Нашлась и номерная статья Кодекса закона о труде.

Текст приказа Владимир перечитывал несколько раз. Перечитывал до тех пор, пока не потерял смысла, скрытого за этими неумолимыми казенными словами.

В съемочную группу, где актеры собирались перед тем, как выехать на натуру или двинуться в павильоны, идти Владимиру было страшно. Там все станут спрашивать: что случилось? За что? Будут расспрашивать, жалеть… А Владимир чувствовал: вряд ли он найдет в себе силы спокойно рассказать друзьям о том, что неделю назад случилось в ресторане «Чайка».

Душили слезы обиды и беспомощности… Они подступали к горлу, он глотал их, стирал кулаком с глаз и, оглядываясь но сторонам, боялся, чтобы кто-нибудь не увидел его в эту минуту плачущим, раздавленным… Еще неделю назад Владимир ходил по коридорам киностудии гордо и чувствовал на себе взгляды, которые выражали восторг и веру в будущего киногероя. Другие работники студии завидовали ему и тщетно скрывали эту зависть. Третьи просто запоминали: какой он есть простой и хороший сейчас, в начале своей артистической карьеры, и каким станет через несколько лет, когда на удачника обрушится большая слава.

«…Нарушение производственной дисциплины…» Эти слова невидимыми пиявками присосались к сердцу сразу и не отпускали.

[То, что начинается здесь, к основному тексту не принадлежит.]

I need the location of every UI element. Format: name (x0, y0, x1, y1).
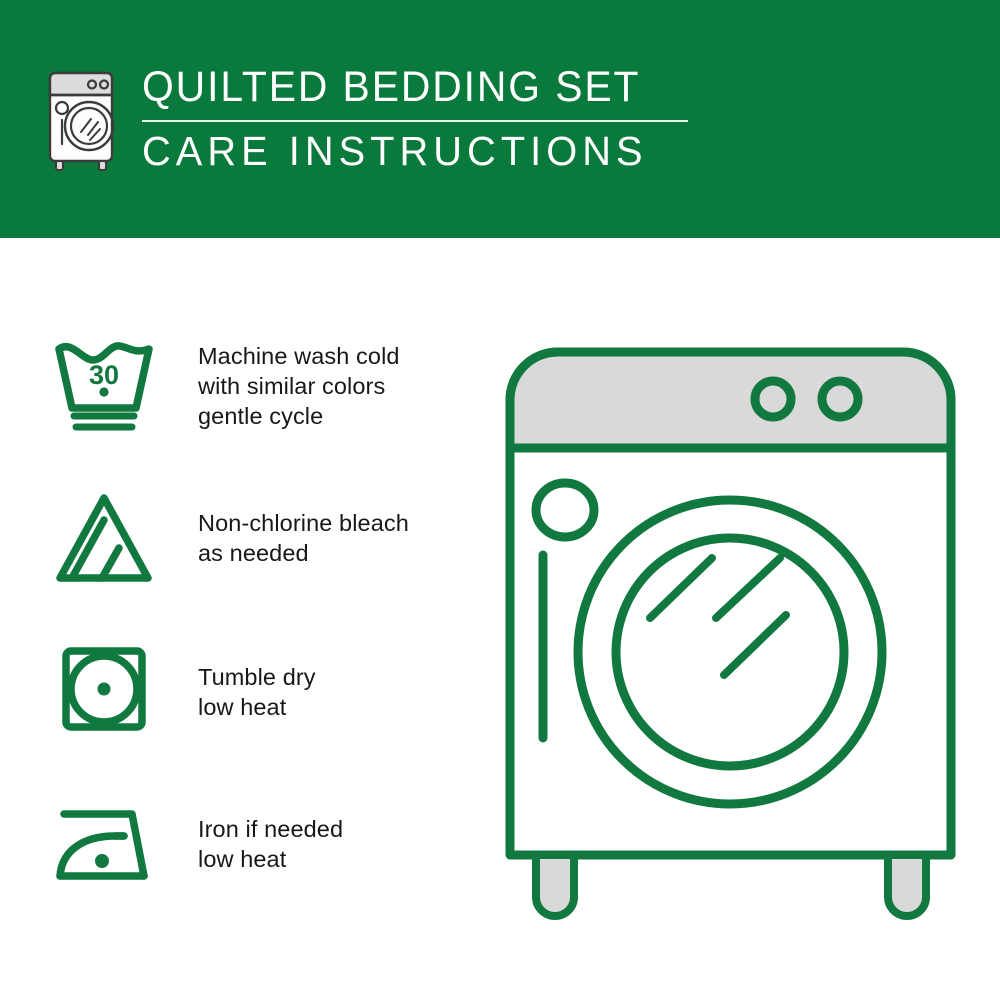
care-row-iron: Iron if needed low heat (52, 796, 343, 892)
wash-temperature-label: 30 (89, 360, 119, 390)
care-row-wash: 30 Machine wash cold with similar colors… (52, 338, 400, 434)
header-text-block: QUILTED BEDDING SET CARE INSTRUCTIONS (142, 66, 722, 172)
page-subtitle: CARE INSTRUCTIONS (142, 131, 705, 172)
title-divider (142, 120, 688, 122)
care-label-bleach: Non-chlorine bleach as needed (198, 508, 409, 568)
washing-machine-illustration (488, 330, 973, 930)
page-title: QUILTED BEDDING SET (142, 66, 693, 109)
triangle-non-chlorine-bleach-icon (52, 490, 160, 586)
care-label-tumble-dry: Tumble dry low heat (198, 662, 316, 722)
washer-leg-right (888, 855, 926, 916)
header-banner: QUILTED BEDDING SET CARE INSTRUCTIONS (0, 0, 1000, 238)
wash-tub-30-gentle-icon: 30 (52, 338, 160, 434)
tumble-dry-low-heat-icon (52, 644, 160, 740)
iron-low-heat-icon (52, 796, 160, 892)
washing-machine-icon (45, 68, 123, 172)
washer-leg-left (536, 855, 574, 916)
care-label-wash: Machine wash cold with similar colors ge… (198, 341, 400, 431)
care-row-bleach: Non-chlorine bleach as needed (52, 490, 409, 586)
care-label-iron: Iron if needed low heat (198, 814, 343, 874)
care-row-tumble-dry: Tumble dry low heat (52, 644, 316, 740)
care-instructions-page: QUILTED BEDDING SET CARE INSTRUCTIONS 30 (0, 0, 1000, 1000)
care-instruction-list: 30 Machine wash cold with similar colors… (0, 238, 480, 1000)
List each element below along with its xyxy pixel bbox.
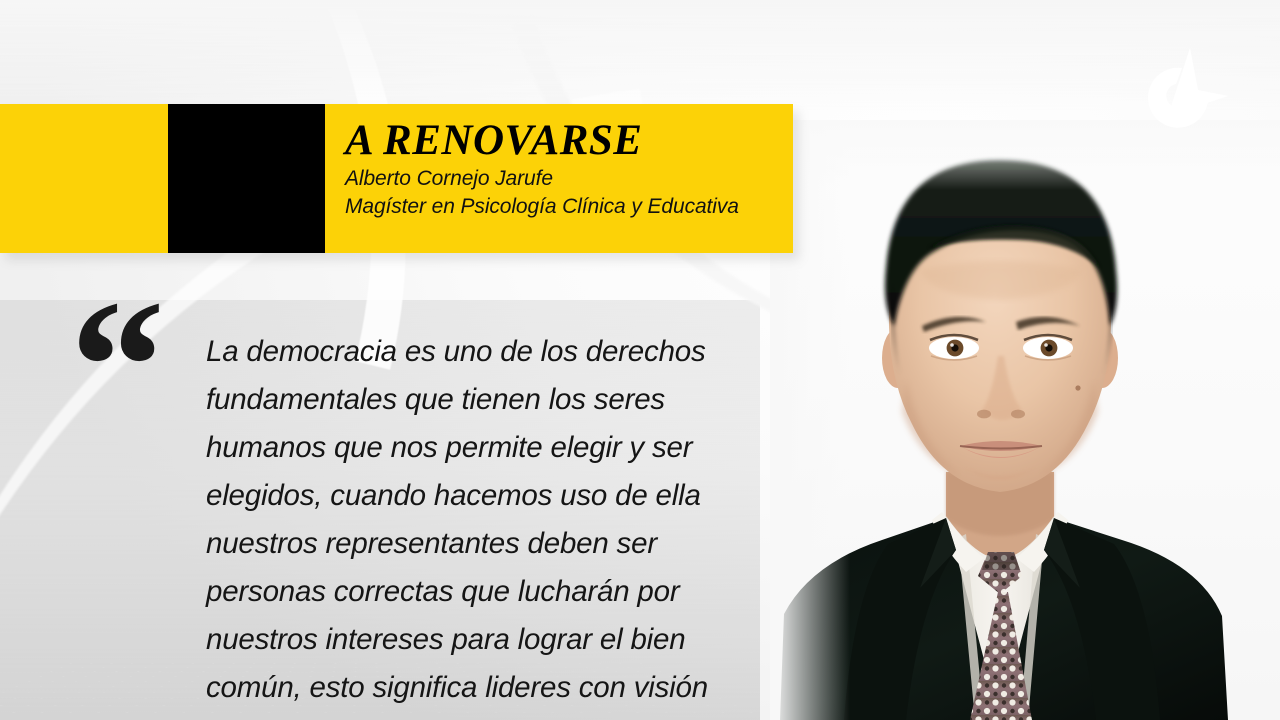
quote-card: A RENOVARSE Alberto Cornejo Jarufe Magís…	[0, 0, 1280, 720]
brand-logo-icon	[1124, 46, 1232, 150]
banner-title: A RENOVARSE	[345, 116, 790, 165]
portrait-photo	[770, 120, 1280, 720]
banner-black-block	[168, 104, 325, 253]
title-banner: A RENOVARSE Alberto Cornejo Jarufe Magís…	[0, 104, 793, 253]
banner-text-group: A RENOVARSE Alberto Cornejo Jarufe Magís…	[345, 104, 790, 253]
quotation-mark-icon: “	[70, 272, 159, 462]
banner-author: Alberto Cornejo Jarufe	[345, 165, 790, 193]
portrait-illustration	[770, 120, 1280, 720]
background-top-vignette	[0, 0, 1280, 110]
quote-text: La democracia es uno de los derechos fun…	[206, 328, 766, 720]
banner-credential: Magíster en Psicología Clínica y Educati…	[345, 193, 790, 221]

Владимир шел по двору киностудии и механически твердил три этих слова, окончательно потеряв их смысл и значение.

Захотелось домой, к матери, в Сибирь…

Там сейчас уже вовсю идет сенокос, поспела брусника. За огородами мелкой рябью дрожит под налетевшим ветерком озерце. А когда солнце погружается за дальний синеющий лес и воздух холодит терпким полынным настоем, перемешанным со сладковатыми запахами парного молока только что подоенных коров, вдруг над самой головой со свистом пронесется вспугнутый на болотце проворный чирок или гулко, тяжело прошелестит утка. Здесь же, прямо на улице, у палисадников, на притоптанной траве, улеглись на ночь кем-то не загнанные во двор овцы; белыми комками разбросан гусиный выводок; тяжело, натруженно дышит корова, она улеглась прямо на дороге. Кое-где в избах зажгли керосиновые лампы. Электричество на их окраинную улицу обещают провести только к Октябрьским праздникам; мать пишет, что уже ставят столбы… Ток пойдет со станции – дорогу электрифицируют.

А провода на столбах гудят… Гудят грустно, кручинно. Где-то на конце деревни жалобно, как перед покойником, завыла собака; прямо за спиной неожиданно расколол своим оглашенным криком прохладную сгустившуюся темь горластый петух. Только стемнело, а уже выпала роса. Ночь будет холодная…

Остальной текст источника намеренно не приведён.